The opening theme for viola is particularly assertive, suggesting the boldness with which Smetana chose to make his first impressions, while the cello captures his more obstreperous side, particularly in the highly eccentric recollection of a polka in the second movement. Jarůšková, on the other hand, has a thoroughly astonishing command of soft extremes in her dynamic range. This allows her to begin a theme with a whisper and then gradually “raise her voice” to reveal the full expressiveness of that theme. Her technique allowed for a particularly hushed quality in the third movement of the quartet; but her part also requires her to interrupt the final movement with that high E played with harmonic bowing through which Smetana documented the onset of tinnitus that foreshadowed his deafness. The result was an account of Smetana’s score whose dramatic connotations were particularly well-defined by the personality types evoked by each of the PHQ members.
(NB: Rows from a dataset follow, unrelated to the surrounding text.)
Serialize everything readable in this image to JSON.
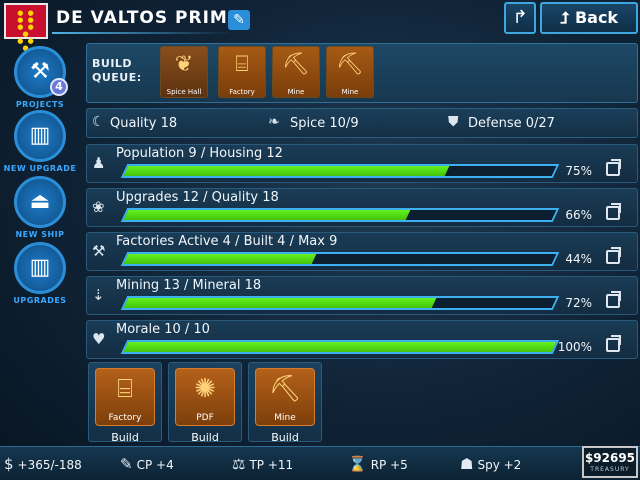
{
  "header": {
    "title": "DE VALTOS PRIME",
    "back_label": "Back",
    "flag_icon": "planet-flag-icon",
    "edit_icon": "pencil-icon",
    "share_icon": "forward-arrow-icon",
    "back_icon": "up-arrow-icon"
  },
  "sidebar": {
    "items": [
      {
        "label": "PROJECTS",
        "icon": "tools-icon",
        "badge": "4"
      },
      {
        "label": "NEW UPGRADE",
        "icon": "building-plus-icon"
      },
      {
        "label": "NEW SHIP",
        "icon": "ship-plus-icon"
      },
      {
        "label": "UPGRADES",
        "icon": "building-icon"
      }
    ]
  },
  "build_queue": {
    "label_line1": "BUILD",
    "label_line2": "QUEUE:",
    "items": [
      {
        "label": "Spice Hall",
        "icon": "spice-hall-icon"
      },
      {
        "label": "Factory",
        "icon": "factory-icon"
      },
      {
        "label": "Mine",
        "icon": "mine-icon"
      },
      {
        "label": "Mine",
        "icon": "mine-icon"
      }
    ]
  },
  "stats": {
    "quality": "Quality 18",
    "spice": "Spice 10/9",
    "defense": "Defense 0/27"
  },
  "bars": [
    {
      "label": "Population 9 / Housing 12",
      "percent_text": "75%",
      "fill": 0.75,
      "icon": "person-icon"
    },
    {
      "label": "Upgrades 12 / Quality 18",
      "percent_text": "66%",
      "fill": 0.66,
      "icon": "plant-icon"
    },
    {
      "label": "Factories Active 4 / Built 4 / Max 9",
      "percent_text": "44%",
      "fill": 0.44,
      "icon": "wrench-icon"
    },
    {
      "label": "Mining 13 / Mineral 18",
      "percent_text": "72%",
      "fill": 0.72,
      "icon": "drill-icon"
    },
    {
      "label": "Morale 10 / 10",
      "percent_text": "100%",
      "fill": 1.0,
      "icon": "morale-icon"
    }
  ],
  "options": [
    {
      "label": "Factory",
      "build": "Build",
      "icon": "factory-icon"
    },
    {
      "label": "PDF",
      "build": "Build",
      "icon": "aperture-icon"
    },
    {
      "label": "Mine",
      "build": "Build",
      "icon": "mine-icon"
    }
  ],
  "footer": {
    "money": "+365/-188",
    "cp": "CP +4",
    "tp": "TP +11",
    "rp": "RP +5",
    "spy": "Spy +2",
    "treasury_amount": "$92695",
    "treasury_label": "TREASURY"
  },
  "colors": {
    "accent": "#3fb0ef",
    "bar_fill": "#55d814",
    "queue_tile": "#a65a14"
  }
}
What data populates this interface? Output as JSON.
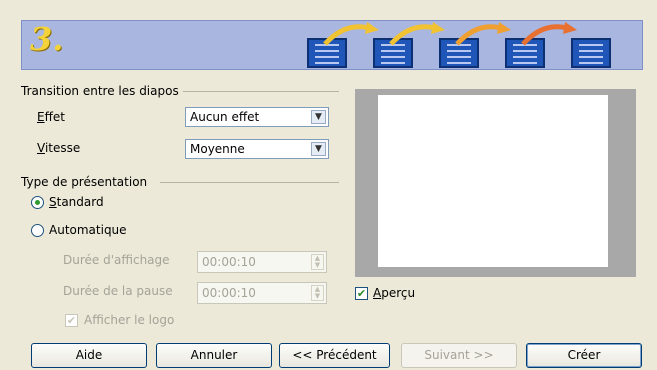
{
  "banner": {
    "step": "3."
  },
  "transition": {
    "group_label": "Transition entre les diapos",
    "effect_label": "Effet",
    "effect_value": "Aucun effet",
    "speed_label": "Vitesse",
    "speed_value": "Moyenne"
  },
  "presentation": {
    "group_label": "Type de présentation",
    "standard_label": "Standard",
    "automatic_label": "Automatique",
    "selected": "Standard",
    "duration_label": "Durée d'affichage",
    "duration_value": "00:00:10",
    "pause_label": "Durée de la pause",
    "pause_value": "00:00:10",
    "logo_label": "Afficher le logo"
  },
  "preview": {
    "checkbox_label": "Aperçu",
    "checked": true
  },
  "buttons": {
    "help": "Aide",
    "cancel": "Annuler",
    "previous": "<< Précédent",
    "next": "Suivant >>",
    "create": "Créer"
  }
}
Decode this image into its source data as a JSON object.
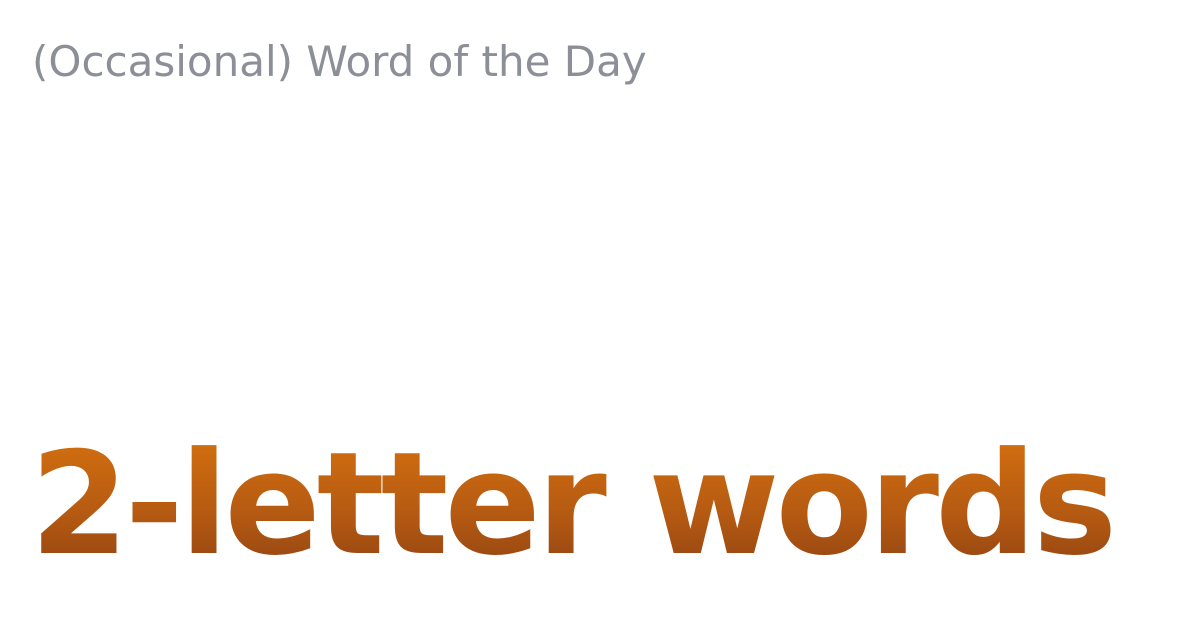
{
  "card": {
    "kicker": "(Occasional) Word of the Day",
    "headline": "2-letter words"
  },
  "colors": {
    "background": "#ffffff",
    "kicker_text": "#8c8f98",
    "headline_gradient_top": "#d8740e",
    "headline_gradient_bottom": "#8a3e12"
  }
}
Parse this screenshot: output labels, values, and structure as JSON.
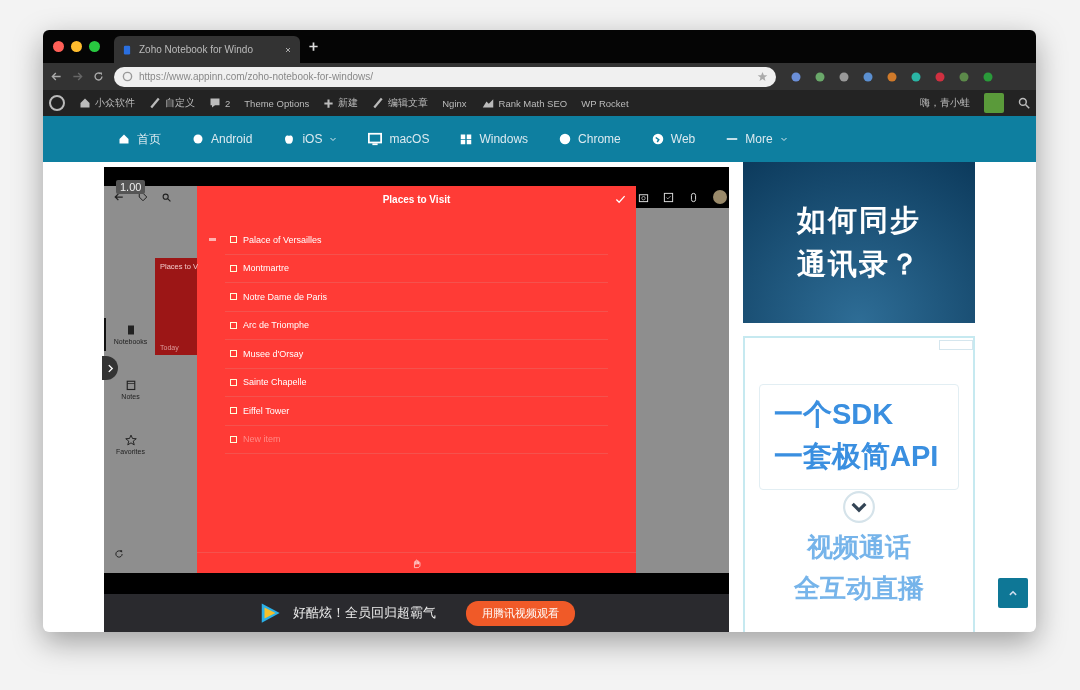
{
  "browser": {
    "tab_title": "Zoho Notebook for Windo",
    "url": "https://www.appinn.com/zoho-notebook-for-windows/"
  },
  "admin_bar": {
    "items": [
      {
        "kind": "home",
        "label": "小众软件"
      },
      {
        "kind": "pen",
        "label": "自定义"
      },
      {
        "kind": "comment",
        "label": "2"
      },
      {
        "kind": "text",
        "label": "Theme Options"
      },
      {
        "kind": "plus",
        "label": "新建"
      },
      {
        "kind": "pen",
        "label": "编辑文章"
      },
      {
        "kind": "text",
        "label": "Nginx"
      },
      {
        "kind": "chart",
        "label": "Rank Math SEO"
      },
      {
        "kind": "text",
        "label": "WP Rocket"
      }
    ],
    "greeting": "嗨，青小蛙"
  },
  "nav": [
    {
      "label": "首页",
      "dropdown": false
    },
    {
      "label": "Android",
      "dropdown": false
    },
    {
      "label": "iOS",
      "dropdown": true
    },
    {
      "label": "macOS",
      "dropdown": false
    },
    {
      "label": "Windows",
      "dropdown": false
    },
    {
      "label": "Chrome",
      "dropdown": false
    },
    {
      "label": "Web",
      "dropdown": false
    },
    {
      "label": "More",
      "dropdown": true
    }
  ],
  "video": {
    "speed": "1.00",
    "app": {
      "sidebar": [
        {
          "label": "Notebooks",
          "selected": true
        },
        {
          "label": "Notes",
          "selected": false
        },
        {
          "label": "Favorites",
          "selected": false
        }
      ],
      "note_card": {
        "title": "Places to V",
        "date": "Today"
      },
      "note": {
        "title": "Places to Visit",
        "items": [
          {
            "text": "Palace of Versailles",
            "checked": false
          },
          {
            "text": "Montmartre",
            "checked": false
          },
          {
            "text": "Notre Dame de Paris",
            "checked": false
          },
          {
            "text": "Arc de Triomphe",
            "checked": false
          },
          {
            "text": "Musee d'Orsay",
            "checked": false
          },
          {
            "text": "Sainte Chapelle",
            "checked": false
          },
          {
            "text": "Eiffel Tower",
            "checked": false
          }
        ],
        "new_item_placeholder": "New item"
      }
    },
    "promo": {
      "text": "好酷炫！全员回归超霸气",
      "button": "用腾讯视频观看"
    }
  },
  "ads": [
    {
      "kind": "dark",
      "lines": [
        "如何同步",
        "通讯录？"
      ]
    },
    {
      "kind": "light",
      "lines": [
        "一个SDK",
        "一套极简API"
      ],
      "sub_lines": [
        "视频通话",
        "全互动直播"
      ]
    }
  ]
}
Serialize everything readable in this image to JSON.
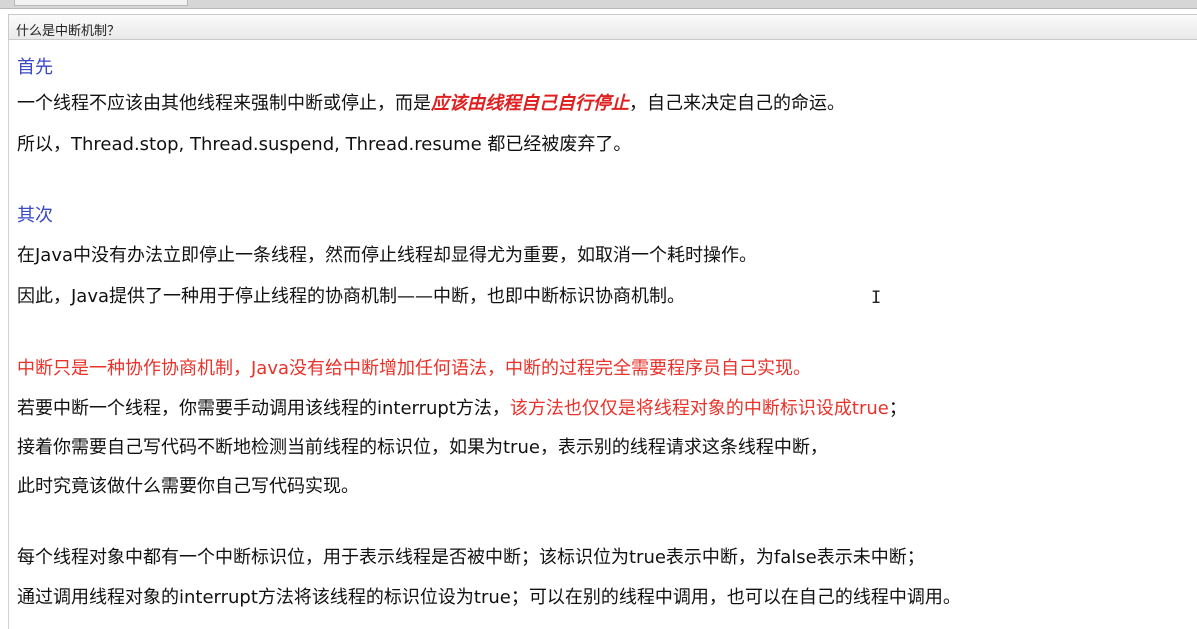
{
  "title": "什么是中断机制？",
  "section1": {
    "heading": "首先",
    "line1_a": "一个线程不应该由其他线程来强制中断或停止，而是",
    "line1_em": "应该由线程自己自行停止",
    "line1_b": "，自己来决定自己的命运。",
    "line2": "所以，Thread.stop, Thread.suspend, Thread.resume 都已经被废弃了。"
  },
  "section2": {
    "heading": "其次",
    "line1": "在Java中没有办法立即停止一条线程，然而停止线程却显得尤为重要，如取消一个耗时操作。",
    "line2": "因此，Java提供了一种用于停止线程的协商机制——中断，也即中断标识协商机制。"
  },
  "section3": {
    "red_line": "中断只是一种协作协商机制，Java没有给中断增加任何语法，中断的过程完全需要程序员自己实现。",
    "line1_a": "若要中断一个线程，你需要手动调用该线程的interrupt方法，",
    "line1_red": "该方法也仅仅是将线程对象的中断标识设成true",
    "line1_b": "；",
    "line2": "接着你需要自己写代码不断地检测当前线程的标识位，如果为true，表示别的线程请求这条线程中断，",
    "line3": "此时究竟该做什么需要你自己写代码实现。"
  },
  "section4": {
    "line1": "每个线程对象中都有一个中断标识位，用于表示线程是否被中断；该标识位为true表示中断，为false表示未中断；",
    "line2": "通过调用线程对象的interrupt方法将该线程的标识位设为true；可以在别的线程中调用，也可以在自己的线程中调用。"
  },
  "cursor_glyph": "I"
}
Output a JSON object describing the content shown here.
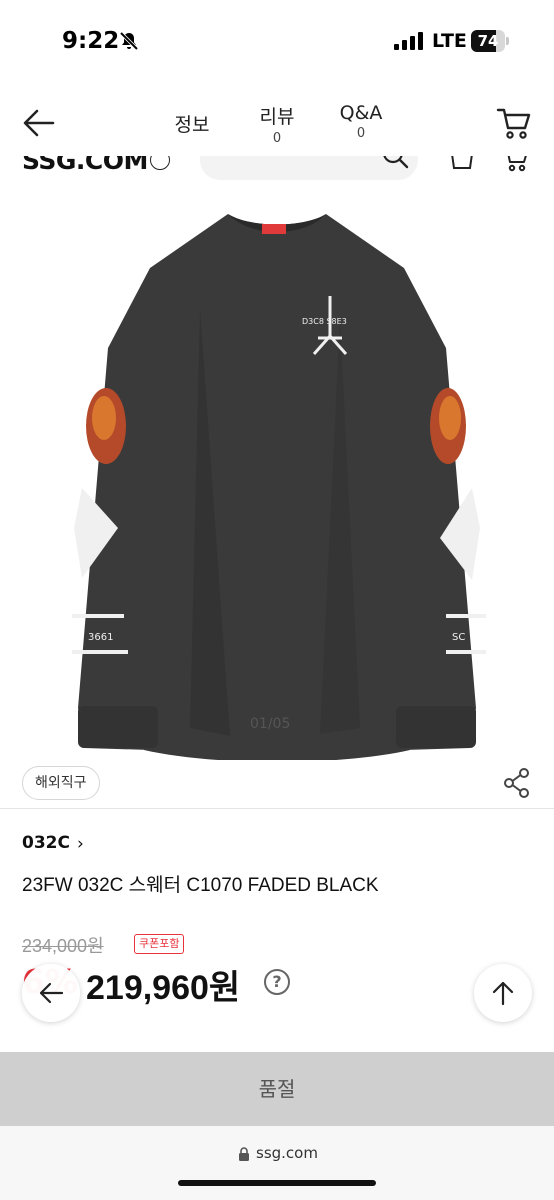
{
  "status_bar": {
    "time": "9:22",
    "network": "LTE",
    "battery": "74",
    "battery_fraction": 0.74
  },
  "nav": {
    "tabs": [
      {
        "label": "정보"
      },
      {
        "label": "리뷰",
        "count": "0"
      },
      {
        "label": "Q&A",
        "count": "0"
      }
    ]
  },
  "header": {
    "logo": "SSG.COM"
  },
  "product": {
    "image_counter": "01/05",
    "badge": "해외직구",
    "brand": "032C",
    "name": "23FW 032C 스웨터 C1070 FADED BLACK",
    "original_price": "234,000원",
    "coupon_badge": "쿠폰포함",
    "discount_rate": "6%",
    "sale_price": "219,960원",
    "shirt_colors": {
      "body": "#3a3a3a",
      "body_shadow": "#2f2f2f",
      "collar_tag": "#e03a3a",
      "print": "#f0f0f0"
    }
  },
  "actions": {
    "soldout_label": "품절"
  },
  "browser": {
    "url": "ssg.com"
  },
  "icons": {
    "bell": "bell-slash-icon",
    "signal": "signal-bars-icon",
    "back": "arrow-left-icon",
    "cart": "cart-icon",
    "search": "search-icon",
    "bag": "shopping-bag-icon",
    "share": "share-icon",
    "help": "question-icon",
    "top": "arrow-up-icon",
    "lock": "lock-icon"
  }
}
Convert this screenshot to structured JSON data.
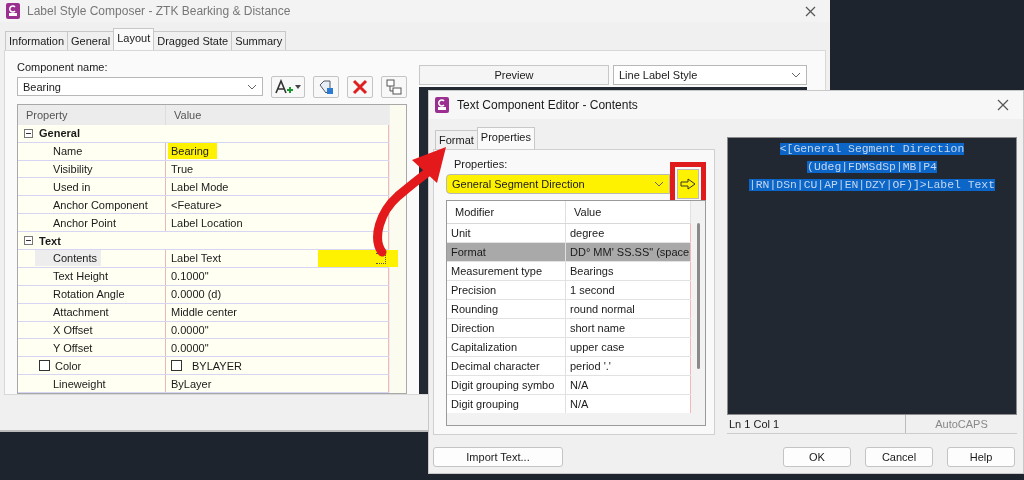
{
  "main_window": {
    "title": "Label Style Composer - ZTK Bearking & Distance",
    "tabs": [
      {
        "label": "Information",
        "selected": false
      },
      {
        "label": "General",
        "selected": false
      },
      {
        "label": "Layout",
        "selected": true
      },
      {
        "label": "Dragged State",
        "selected": false
      },
      {
        "label": "Summary",
        "selected": false
      }
    ],
    "component_name_label": "Component name:",
    "component_name": "Bearing",
    "property_grid": {
      "columns": [
        "Property",
        "Value"
      ],
      "groups": [
        {
          "name": "General",
          "expanded": true,
          "rows": [
            {
              "property": "Name",
              "value": "Bearing",
              "value_highlighted": true,
              "selected": false
            },
            {
              "property": "Visibility",
              "value": "True",
              "selected": false
            },
            {
              "property": "Used in",
              "value": "Label Mode",
              "selected": false
            },
            {
              "property": "Anchor Component",
              "value": "<Feature>",
              "selected": false
            },
            {
              "property": "Anchor Point",
              "value": "Label Location",
              "selected": false
            }
          ]
        },
        {
          "name": "Text",
          "expanded": true,
          "rows": [
            {
              "property": "Contents",
              "value": "Label Text",
              "button_highlighted": true,
              "selected": true
            },
            {
              "property": "Text Height",
              "value": "0.1000\"",
              "selected": false
            },
            {
              "property": "Rotation Angle",
              "value": "0.0000 (d)",
              "selected": false
            },
            {
              "property": "Attachment",
              "value": "Middle center",
              "selected": false
            },
            {
              "property": "X Offset",
              "value": "0.0000\"",
              "selected": false
            },
            {
              "property": "Y Offset",
              "value": "0.0000\"",
              "selected": false
            },
            {
              "property": "Color",
              "value": "BYLAYER",
              "kind": "checkbox",
              "checked": false,
              "selected": false
            },
            {
              "property": "Lineweight",
              "value": "ByLayer",
              "selected": false
            }
          ]
        }
      ]
    },
    "preview": {
      "label": "Preview",
      "style": "Line Label Style"
    }
  },
  "dialog": {
    "title": "Text Component Editor - Contents",
    "tabs": [
      {
        "label": "Format",
        "selected": false
      },
      {
        "label": "Properties",
        "selected": true
      }
    ],
    "properties_label": "Properties:",
    "property": "General Segment Direction",
    "property_highlighted": true,
    "insert_highlighted": true,
    "modifiers": {
      "columns": [
        "Modifier",
        "Value"
      ],
      "rows": [
        {
          "modifier": "Unit",
          "value": "degree",
          "selected": false
        },
        {
          "modifier": "Format",
          "value": "DD° MM' SS.SS\" (space",
          "selected": true
        },
        {
          "modifier": "Measurement type",
          "value": "Bearings",
          "selected": false
        },
        {
          "modifier": "Precision",
          "value": "1 second",
          "selected": false
        },
        {
          "modifier": "Rounding",
          "value": "round normal",
          "selected": false
        },
        {
          "modifier": "Direction",
          "value": "short name",
          "selected": false
        },
        {
          "modifier": "Capitalization",
          "value": "upper case",
          "selected": false
        },
        {
          "modifier": "Decimal character",
          "value": "period '.'",
          "selected": false
        },
        {
          "modifier": "Digit grouping symbo",
          "value": "N/A",
          "selected": false
        },
        {
          "modifier": "Digit grouping",
          "value": "N/A",
          "selected": false
        }
      ]
    },
    "editor_lines": [
      "<[General Segment Direction",
      "(Udeg|FDMSdSp|MB|P4",
      "|RN|DSn|CU|AP|EN|DZY|OF)]>Label Text"
    ],
    "editor_selected": true,
    "status": {
      "position": "Ln 1 Col 1",
      "mode": "AutoCAPS"
    },
    "import_button": "Import Text...",
    "buttons": [
      "OK",
      "Cancel",
      "Help"
    ]
  }
}
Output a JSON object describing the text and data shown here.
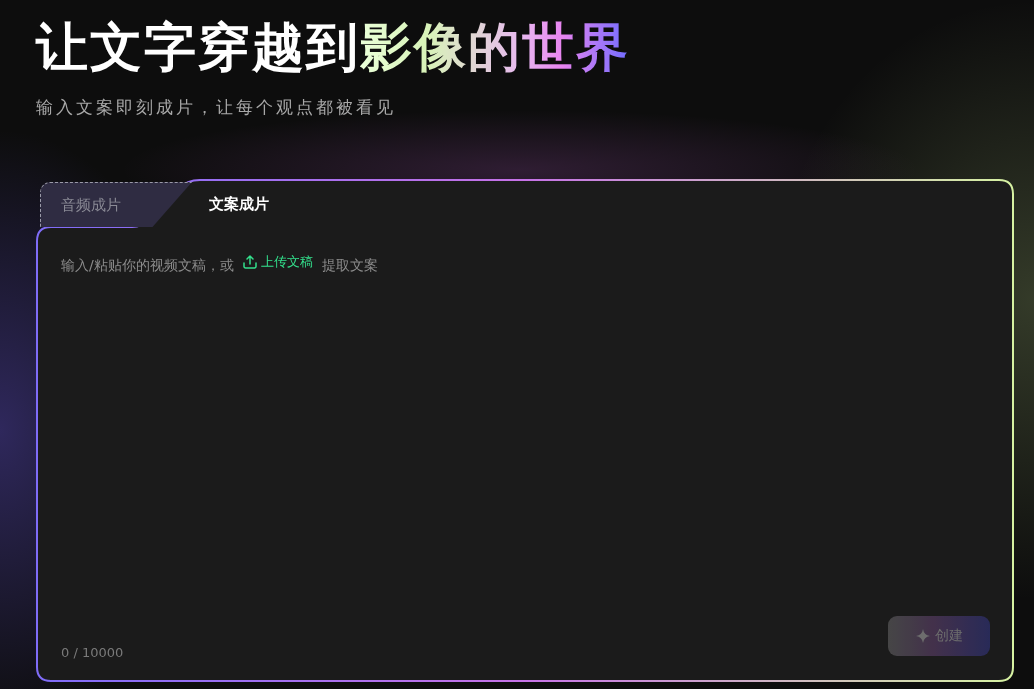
{
  "title": {
    "text": "让文字穿越到",
    "highlight": "影像的世界"
  },
  "subtitle": "输入文案即刻成片，让每个观点都被看见",
  "tabs": [
    {
      "label": "音频成片",
      "selected": false
    },
    {
      "label": "文案成片",
      "selected": true
    }
  ],
  "editor": {
    "placeholder_before": "输入/粘贴你的视频文稿，或",
    "upload_link": "上传文稿",
    "placeholder_after": "提取文案",
    "counter": "0 / 10000"
  },
  "create_button": {
    "label": "创建",
    "disabled": true
  }
}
Dvořák’s Opus 96, on the other hand, was much sunnier in its disposition. However, here, too, Jarůšková brought a freshness to this particularly familiar music through her impeccable command of the full breadth of dynamic range. Thus, once again, she could introduce a theme as a hint of a suggestion and then let it unfold with the richness of some exotic flower.
That command of dynamics was particularly crucial in the execution of Martinů’s quartet. This piece begins with hushed whispers from which themes first emerge only as fragments. By 1930 Martinů had been involved in a variety of avant-garde projects in Paris; but the quartet marked a move to neoclassicism, which could well have been his own way of responding to a similar move by Igor Stravinsky about a decade earlier. Stravinsky, of course, did not think very much of string quartets, either the ensemble or its repertoire, while Martinů was far more sympathetic. Indeed, there is a prevailing rhetoric of cheerfulness that suffuses the third quartet’s three movements, almost as if he was reflecting on the high spirits that must have been experienced when Joseph Haydn played second violin and Wolfgang Amadeus Mozart played viola in string quartet gatherings with Carl Ditters von Dittersdorf (first violin) and Johann Baptist Wanhal (cello). From this point of view, PHQ could bring their own rich sense of individual personalities to bear on this twentieth-century perspective of eighteenth-century music-making.
As might be guessed, the entire program was enthusiastically received by the CMSF audience. That was sufficient to persuade PHQ to take an encore. They returned to Dvořák to play the first (in A-flat major) of his two Opus 54 waltzes for string quartet. This selection had an easy-going salon-like feel, yet another reminder that a string quartet is as much a social encounter as a musical one.